Miren Arzalluz, défenseuse du patrimoine de la mode, dynamise le Palais Galliera
À la tête du Palais Galliera, le musée parisien de la mode, l'historienne de l'art Miren Arzalluz a appris à jongler avec les pressions du secteur et s'en amuser... en défilant notamment pour Balenciaga.
Depuis sa nomination fin 2017, elle a doublé la surface d'exposition du musée et créé une collection permanente. Prochain objectif : fonder d'ici à 2025 une société des amis du musée, dit-elle lors d'un entretien à l'AFP. "Nous espérons que cela va nous aider à attirer des personnes intéressées par le versant patrimonial de la mode."
Les nouveaux espaces d'exposition du Palais Galliera ont été inaugurés il y a deux ans sous le patronage de la maison Chanel et ont été ouverts avec une exposition consacrée à Gabrielle Chanel. Ont suivi des expositions consacrées au magazine Vogue, au couturier Alber Elbaz, à Frida Kahlo et actuellement à Paolo Roversi.
"La professionnalisation du patrimoine des maisons de couture me semble être une excellente nouvelle. Cela nous aide tous", déclare cette historienne née en 1978, fille de l'homme politique Xabier Arzalluz (1932-2019), figure du Parti nationaliste basque. "Mais nous avons besoin de fonds pour continuer à acquérir des œuvres et, bien sûr, nous sommes une institution publique, avec un budget non négligeable, mais limité", ajoute-t-elle.
"Nous insistons toujours sur le fait que nous sommes un musée public"
Les grandes maisons de luxe installées à Paris ont créé au fil des ans leur propre musée ou des espaces d'exposition permanente, comme Saint Laurent ou Dior, et font désormais partie de l'itinéraire touristique de la capitale.
Le chiffre d'affaires de la mode en France est d'environ 154 milliards d'euros par an, selon les chiffres de la Fédération de la couture et du prêt-à-porter. Le poids de la mode de luxe dans le secteur est considérable et cette pression se fait également sentir lorsqu'il s'agit d'organiser des expositions au sein du musée, souligne Miren Arzalluz. "Nous insistons toujours sur le fait que nous sommes un musée public et que, par conséquent, les décisions finales nous appartiennent. Cette indépendance scientifique et déontologique n'est pas négociable. Mais cela ne veut pas dire que nous ne ressentons pas de pression", déroule-t-elle.

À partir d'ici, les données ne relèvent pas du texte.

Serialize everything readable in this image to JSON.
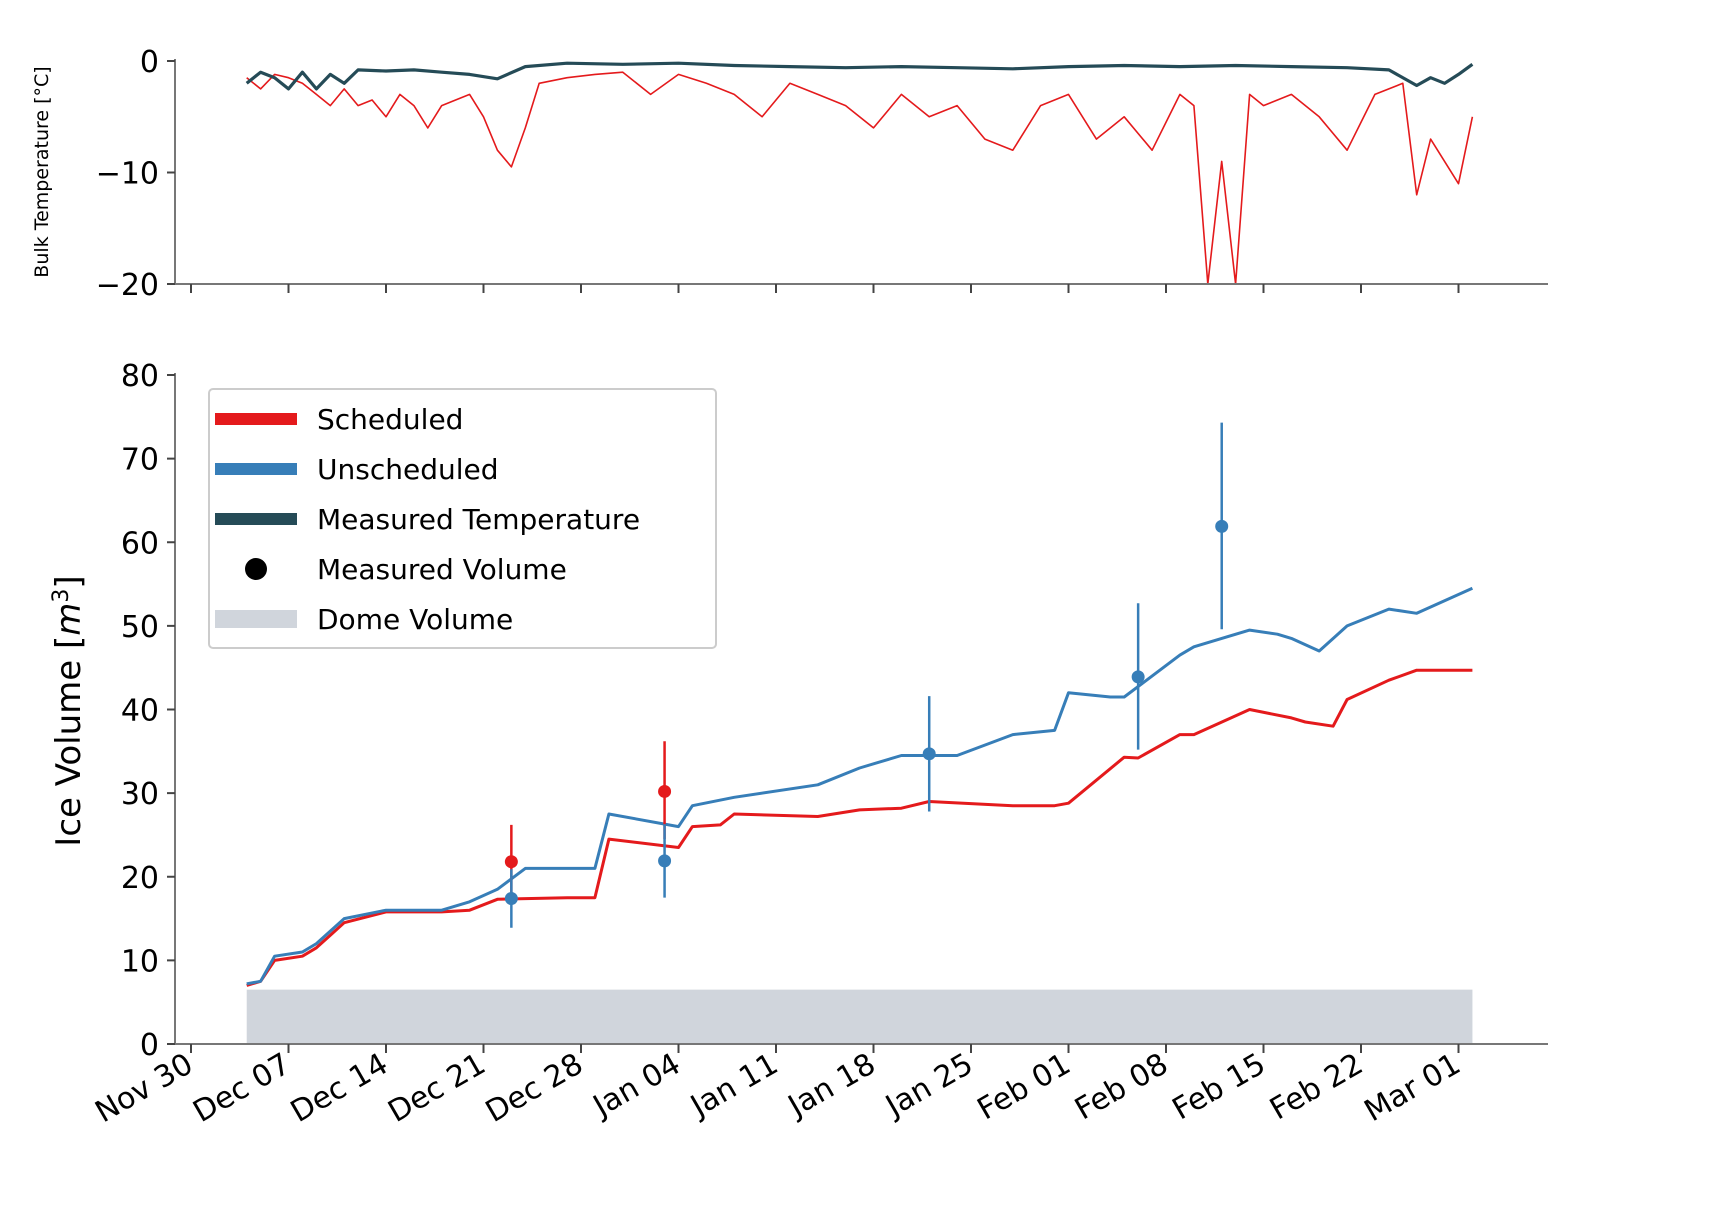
{
  "chart_data": [
    {
      "type": "line",
      "ylabel": "Bulk Temperature [°C]",
      "ylim": [
        -20,
        0
      ],
      "yticks": [
        0,
        -10,
        -20
      ],
      "xlim": [
        "2022-11-29",
        "2023-03-05"
      ],
      "series": [
        {
          "name": "Scheduled",
          "color": "#e41a1c",
          "x": [
            "2022-12-04",
            "2022-12-05",
            "2022-12-06",
            "2022-12-07",
            "2022-12-08",
            "2022-12-09",
            "2022-12-10",
            "2022-12-11",
            "2022-12-12",
            "2022-12-13",
            "2022-12-14",
            "2022-12-15",
            "2022-12-16",
            "2022-12-17",
            "2022-12-18",
            "2022-12-19",
            "2022-12-20",
            "2022-12-21",
            "2022-12-22",
            "2022-12-23",
            "2022-12-24",
            "2022-12-25",
            "2022-12-27",
            "2022-12-29",
            "2022-12-31",
            "2023-01-02",
            "2023-01-04",
            "2023-01-06",
            "2023-01-08",
            "2023-01-10",
            "2023-01-12",
            "2023-01-14",
            "2023-01-16",
            "2023-01-18",
            "2023-01-20",
            "2023-01-22",
            "2023-01-24",
            "2023-01-26",
            "2023-01-28",
            "2023-01-30",
            "2023-02-01",
            "2023-02-03",
            "2023-02-05",
            "2023-02-07",
            "2023-02-09",
            "2023-02-10",
            "2023-02-11",
            "2023-02-12",
            "2023-02-13",
            "2023-02-14",
            "2023-02-15",
            "2023-02-17",
            "2023-02-19",
            "2023-02-21",
            "2023-02-23",
            "2023-02-25",
            "2023-02-26",
            "2023-02-27",
            "2023-02-28",
            "2023-03-01",
            "2023-03-02"
          ],
          "y": [
            -1.5,
            -2.5,
            -1.2,
            -1.5,
            -2,
            -3,
            -4,
            -2.5,
            -4,
            -3.5,
            -5,
            -3,
            -4,
            -6,
            -4,
            -3.5,
            -3,
            -5,
            -8,
            -9.5,
            -6,
            -2,
            -1.5,
            -1.2,
            -1,
            -3,
            -1.2,
            -2,
            -3,
            -5,
            -2,
            -3,
            -4,
            -6,
            -3,
            -5,
            -4,
            -7,
            -8,
            -4,
            -3,
            -7,
            -5,
            -8,
            -3,
            -4,
            -20,
            -9,
            -20,
            -3,
            -4,
            -3,
            -5,
            -8,
            -3,
            -2,
            -12,
            -7,
            -9,
            -11,
            -5
          ]
        },
        {
          "name": "Measured Temperature",
          "color": "#254b57",
          "x": [
            "2022-12-04",
            "2022-12-05",
            "2022-12-06",
            "2022-12-07",
            "2022-12-08",
            "2022-12-09",
            "2022-12-10",
            "2022-12-11",
            "2022-12-12",
            "2022-12-14",
            "2022-12-16",
            "2022-12-18",
            "2022-12-20",
            "2022-12-22",
            "2022-12-24",
            "2022-12-27",
            "2022-12-31",
            "2023-01-04",
            "2023-01-08",
            "2023-01-12",
            "2023-01-16",
            "2023-01-20",
            "2023-01-24",
            "2023-01-28",
            "2023-02-01",
            "2023-02-05",
            "2023-02-09",
            "2023-02-13",
            "2023-02-17",
            "2023-02-21",
            "2023-02-24",
            "2023-02-26",
            "2023-02-27",
            "2023-02-28",
            "2023-03-01",
            "2023-03-02"
          ],
          "y": [
            -2,
            -1,
            -1.5,
            -2.5,
            -1,
            -2.5,
            -1.2,
            -2,
            -0.8,
            -0.9,
            -0.8,
            -1,
            -1.2,
            -1.6,
            -0.5,
            -0.2,
            -0.3,
            -0.2,
            -0.4,
            -0.5,
            -0.6,
            -0.5,
            -0.6,
            -0.7,
            -0.5,
            -0.4,
            -0.5,
            -0.4,
            -0.5,
            -0.6,
            -0.8,
            -2.2,
            -1.5,
            -2,
            -1.2,
            -0.3
          ]
        }
      ]
    },
    {
      "type": "line",
      "ylabel": "Ice Volume [m3]",
      "ylim": [
        0,
        80
      ],
      "yticks": [
        0,
        10,
        20,
        30,
        40,
        50,
        60,
        70,
        80
      ],
      "xlim": [
        "2022-11-29",
        "2023-03-05"
      ],
      "xticks": [
        "Nov 30",
        "Dec 07",
        "Dec 14",
        "Dec 21",
        "Dec 28",
        "Jan 04",
        "Jan 11",
        "Jan 18",
        "Jan 25",
        "Feb 01",
        "Feb 08",
        "Feb 15",
        "Feb 22",
        "Mar 01"
      ],
      "series": [
        {
          "name": "Scheduled",
          "color": "#e41a1c",
          "x": [
            "2022-12-04",
            "2022-12-05",
            "2022-12-06",
            "2022-12-08",
            "2022-12-09",
            "2022-12-10",
            "2022-12-11",
            "2022-12-14",
            "2022-12-18",
            "2022-12-20",
            "2022-12-22",
            "2022-12-27",
            "2022-12-29",
            "2022-12-30",
            "2023-01-04",
            "2023-01-05",
            "2023-01-07",
            "2023-01-08",
            "2023-01-14",
            "2023-01-17",
            "2023-01-20",
            "2023-01-22",
            "2023-01-28",
            "2023-01-31",
            "2023-02-01",
            "2023-02-05",
            "2023-02-06",
            "2023-02-09",
            "2023-02-10",
            "2023-02-14",
            "2023-02-17",
            "2023-02-18",
            "2023-02-20",
            "2023-02-21",
            "2023-02-24",
            "2023-02-26",
            "2023-03-02"
          ],
          "y": [
            7,
            7.5,
            10,
            10.5,
            11.5,
            13,
            14.5,
            15.8,
            15.8,
            16,
            17.3,
            17.5,
            17.5,
            24.5,
            23.5,
            26,
            26.2,
            27.5,
            27.2,
            28,
            28.2,
            29,
            28.5,
            28.5,
            28.8,
            34.3,
            34.2,
            37,
            37,
            40,
            39,
            38.5,
            38,
            41.2,
            43.5,
            44.7,
            44.7
          ]
        },
        {
          "name": "Unscheduled",
          "color": "#377eb8",
          "x": [
            "2022-12-04",
            "2022-12-05",
            "2022-12-06",
            "2022-12-08",
            "2022-12-09",
            "2022-12-10",
            "2022-12-11",
            "2022-12-14",
            "2022-12-18",
            "2022-12-20",
            "2022-12-22",
            "2022-12-24",
            "2022-12-27",
            "2022-12-29",
            "2022-12-30",
            "2023-01-04",
            "2023-01-05",
            "2023-01-08",
            "2023-01-14",
            "2023-01-17",
            "2023-01-20",
            "2023-01-22",
            "2023-01-24",
            "2023-01-28",
            "2023-01-31",
            "2023-02-01",
            "2023-02-04",
            "2023-02-05",
            "2023-02-09",
            "2023-02-10",
            "2023-02-12",
            "2023-02-14",
            "2023-02-16",
            "2023-02-17",
            "2023-02-19",
            "2023-02-21",
            "2023-02-24",
            "2023-02-26",
            "2023-03-02"
          ],
          "y": [
            7.2,
            7.5,
            10.5,
            11,
            12,
            13.5,
            15,
            16,
            16,
            17,
            18.5,
            21,
            21,
            21,
            27.5,
            26,
            28.5,
            29.5,
            31,
            33,
            34.5,
            34.5,
            34.5,
            37,
            37.5,
            42,
            41.5,
            41.5,
            46.5,
            47.5,
            48.5,
            49.5,
            49,
            48.5,
            47,
            50,
            52,
            51.5,
            54.5
          ]
        }
      ],
      "measured_volume": [
        {
          "series": "Scheduled",
          "color": "#e41a1c",
          "x": "2022-12-23",
          "y": 21.8,
          "err_low": 17.5,
          "err_high": 26.2
        },
        {
          "series": "Scheduled",
          "color": "#e41a1c",
          "x": "2023-01-03",
          "y": 30.2,
          "err_low": 24.5,
          "err_high": 36.2
        },
        {
          "series": "Unscheduled",
          "color": "#377eb8",
          "x": "2022-12-23",
          "y": 17.4,
          "err_low": 13.9,
          "err_high": 20.9
        },
        {
          "series": "Unscheduled",
          "color": "#377eb8",
          "x": "2023-01-03",
          "y": 21.9,
          "err_low": 17.5,
          "err_high": 26.3
        },
        {
          "series": "Unscheduled",
          "color": "#377eb8",
          "x": "2023-01-22",
          "y": 34.7,
          "err_low": 27.8,
          "err_high": 41.6
        },
        {
          "series": "Unscheduled",
          "color": "#377eb8",
          "x": "2023-02-06",
          "y": 43.9,
          "err_low": 35.2,
          "err_high": 52.7
        },
        {
          "series": "Unscheduled",
          "color": "#377eb8",
          "x": "2023-02-12",
          "y": 61.9,
          "err_low": 49.6,
          "err_high": 74.3
        }
      ],
      "dome_volume": {
        "color": "#d0d5dc",
        "x_start": "2022-12-04",
        "x_end": "2023-03-02",
        "y": 6.5
      },
      "legend": {
        "placement": "upper-left",
        "entries": [
          {
            "label": "Scheduled",
            "color": "#e41a1c",
            "marker": "line"
          },
          {
            "label": "Unscheduled",
            "color": "#377eb8",
            "marker": "line"
          },
          {
            "label": "Measured Temperature",
            "color": "#254b57",
            "marker": "line"
          },
          {
            "label": "Measured Volume",
            "color": "#000000",
            "marker": "dot"
          },
          {
            "label": "Dome Volume",
            "color": "#d0d5dc",
            "marker": "band"
          }
        ]
      }
    }
  ]
}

Les grandes marques "veulent savoir qui nous allons mettre ou quel créateur va être plus ou moins représenté dans une exposition", ajoute-t-elle. "Elles sont très conscientes du prestige des musées et de leur rôle par rapport à leurs propres collections".
"J'étais curieuse de découvrir l'autre côté de la barrière"
En 2010, l'historienne a publié une biographie de Cristóbal Balenciaga et a récemment conseillé les créateurs de la série espagnole qui lui est consacrée sur la plateforme Disney+. En octobre, elle a également défilé pour la maison, à la demande de l'actuel créateur, le Géorgien Demna Gvasalia. Un épisode "exceptionnel" dans sa carrière, confie-t-elle en souriant. "D'un point de vue personnel, j'étais terrifiée, mais en tant qu'historienne, j'étais curieuse de découvrir l'autre côté de la barrière."
Cristóbal Balenciaga était réputé pour son extrême discrétion et son obsession du vêtement artisanal. Si le créateur basque regardait aujourd'hui comment fonctionne le monde de la mode, "je pense qu'il nous regarderait comme si nous étions tous fous", pense Mme Arzalluz.
Mais le monde des podiums, envahi par les influenceurs ou les stars de la musique, correspond au fond à l'obsession du secteur de "se renouveler complètement", admet-elle.